WHATEVER is still left of your pension fund is to be taken to a greenfield site on the edge of your town and burned.
The Future Homes Commission has called for pension funds to be used to build hundreds of thousands of houses, in a move that will immediately drive down the value of hundreds of thousands of houses.
Chairman Sir John Banham said: “We should use pensions to build something that will, by the time it is finished, be worth less than it was when it was still being built.
“There are two ways to drive down property values. Make sure no-one can get a mortgage, and increase the supply of houses. And the best way to sustain a depression is to deny credit to people whose houses are worth less than they used to be.
“So at least Britain will be doing all of those things.”
But Julian Cook, chief economist at Donnelly-McPartlin, said: “I suspect that eventually we will just put the money in a pile and set fire to it. But at least bonfires look nice.”
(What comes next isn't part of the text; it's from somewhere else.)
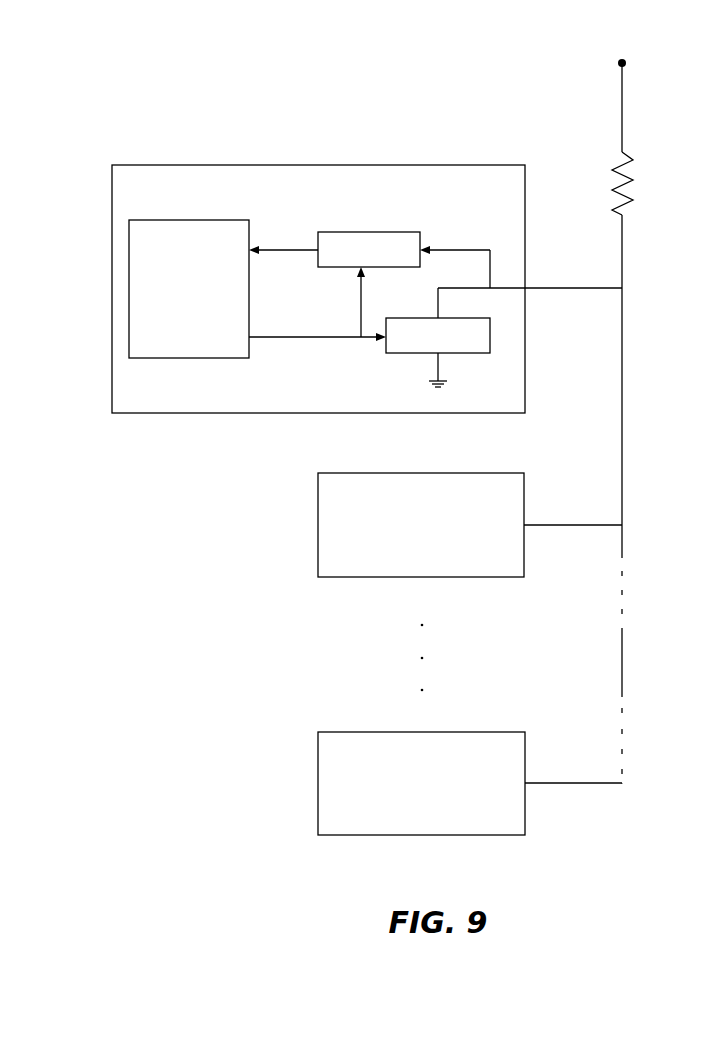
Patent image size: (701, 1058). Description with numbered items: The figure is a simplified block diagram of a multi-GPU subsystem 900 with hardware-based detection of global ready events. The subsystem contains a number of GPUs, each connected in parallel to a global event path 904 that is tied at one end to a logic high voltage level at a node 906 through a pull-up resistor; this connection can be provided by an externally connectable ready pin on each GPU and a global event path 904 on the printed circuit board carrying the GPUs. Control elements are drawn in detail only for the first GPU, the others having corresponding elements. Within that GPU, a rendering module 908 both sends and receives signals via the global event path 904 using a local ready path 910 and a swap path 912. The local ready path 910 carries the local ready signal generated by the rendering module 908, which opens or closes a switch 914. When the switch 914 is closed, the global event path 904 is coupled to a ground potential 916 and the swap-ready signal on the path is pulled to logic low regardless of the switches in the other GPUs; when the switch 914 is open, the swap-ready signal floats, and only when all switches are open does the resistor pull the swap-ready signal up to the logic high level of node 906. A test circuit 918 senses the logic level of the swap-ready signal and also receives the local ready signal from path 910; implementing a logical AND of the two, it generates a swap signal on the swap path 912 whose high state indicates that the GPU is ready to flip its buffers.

Sir John added: “It will completely annihilate the last remaining shreds of your pension, but it’s okay because we also foresee a time when house bricks will be used as currency. And as a pension holder you will have thousands of bricks.
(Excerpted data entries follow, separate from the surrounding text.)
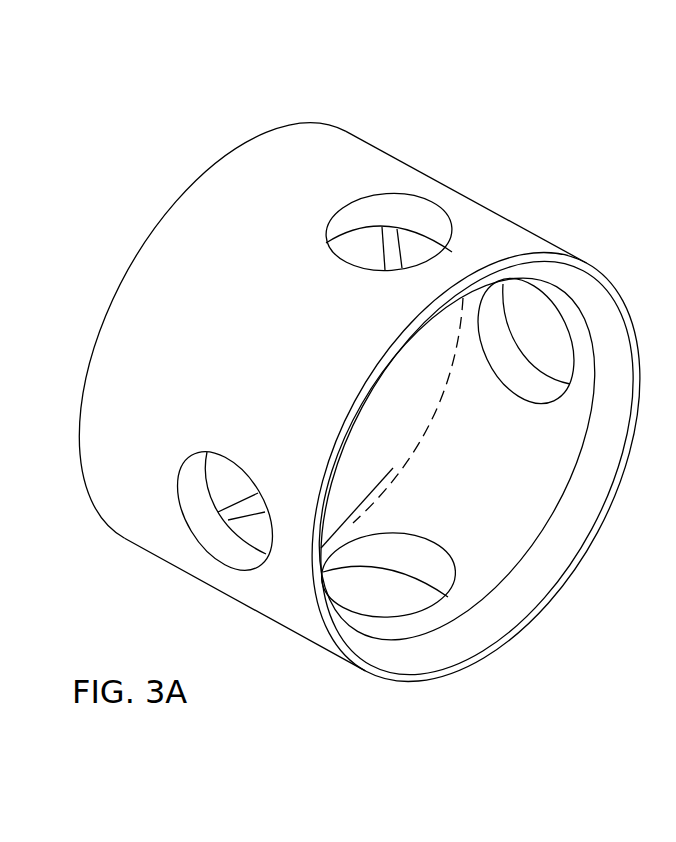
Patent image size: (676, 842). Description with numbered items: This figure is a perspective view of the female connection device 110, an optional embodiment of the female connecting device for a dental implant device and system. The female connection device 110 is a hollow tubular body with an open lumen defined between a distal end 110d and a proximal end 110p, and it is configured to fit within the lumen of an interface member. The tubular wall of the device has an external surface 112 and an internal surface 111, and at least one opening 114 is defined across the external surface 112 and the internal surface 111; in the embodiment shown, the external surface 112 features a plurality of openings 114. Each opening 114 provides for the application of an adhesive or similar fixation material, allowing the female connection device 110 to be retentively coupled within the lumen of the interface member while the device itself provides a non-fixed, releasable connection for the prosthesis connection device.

The female connection device 110 is at (600, 225).
The distal end 110d is at (140, 165).
The proximal end 110p is at (540, 637).
The internal surface 111 is at (482, 485).
The external surface 112 is at (342, 156).
The opening 114 is at (393, 211).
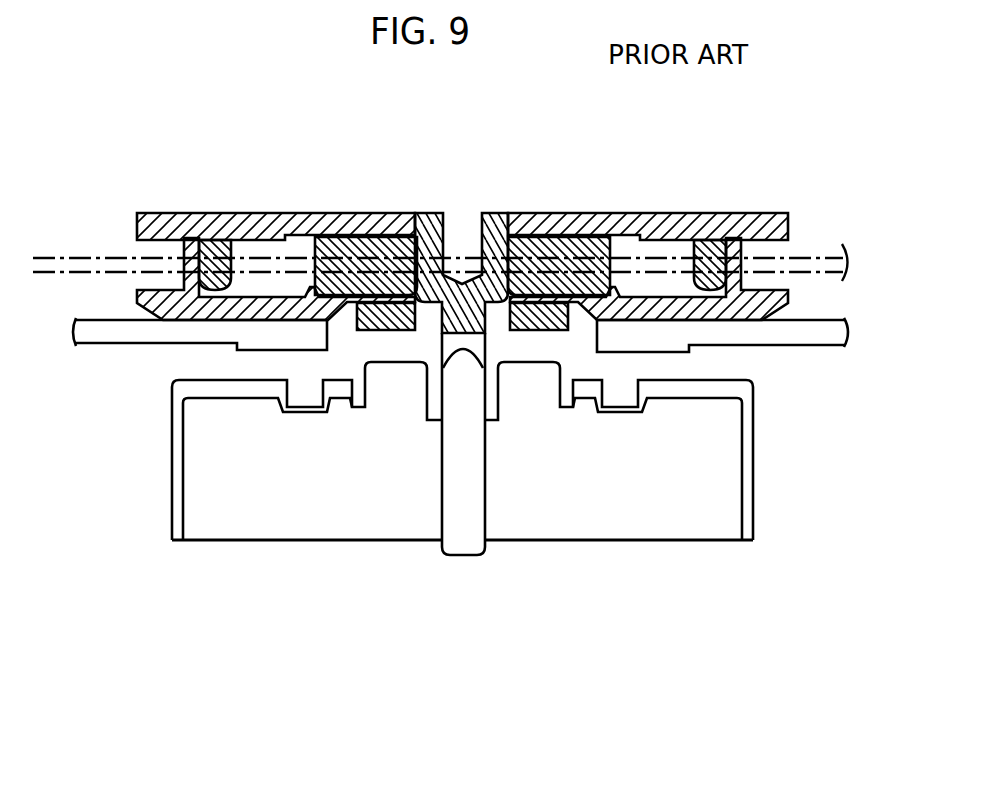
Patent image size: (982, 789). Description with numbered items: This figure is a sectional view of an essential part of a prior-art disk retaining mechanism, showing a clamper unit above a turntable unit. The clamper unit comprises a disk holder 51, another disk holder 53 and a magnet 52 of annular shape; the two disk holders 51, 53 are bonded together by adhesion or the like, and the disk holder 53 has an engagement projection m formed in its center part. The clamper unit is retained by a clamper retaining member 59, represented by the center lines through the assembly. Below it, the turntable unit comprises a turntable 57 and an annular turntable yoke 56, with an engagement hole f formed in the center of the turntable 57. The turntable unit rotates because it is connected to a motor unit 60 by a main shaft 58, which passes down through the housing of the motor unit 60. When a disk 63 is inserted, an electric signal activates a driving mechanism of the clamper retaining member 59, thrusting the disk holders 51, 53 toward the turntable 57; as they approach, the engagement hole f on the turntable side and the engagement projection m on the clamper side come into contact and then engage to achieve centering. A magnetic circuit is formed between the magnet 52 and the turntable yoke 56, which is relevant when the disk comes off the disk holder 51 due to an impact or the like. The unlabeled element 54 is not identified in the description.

The disk holder 51 is at (462, 381).
The magnet 52 is at (598, 247).
The disk holder 53 is at (692, 243).
The cover plate 54 is at (553, 236).
The turntable yoke 56 is at (370, 325).
The turntable 57 is at (173, 362).
The main shaft 58 is at (452, 482).
The clamper retaining member 59 is at (806, 262).
The motor unit 60 is at (577, 518).
The disk 63 is at (795, 333).
The engagement projection m is at (470, 315).
The engagement hole f is at (442, 345).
“Imagine going into a corner shop – ‘Can I have a pint of milk please?’ ‘Yes sir, that will be three and a half bricks’. It’s so wonderfully simple.
“You will need a hod carrier instead of a purse or wallet. And after a few months you will have used up all your pension bricks and will have to start spending your own house.
“But you can then use some of those bricks to invest in hundreds of thousands of new houses made from cardboard.
“We also foresee a time when cardboard will be used as currency.”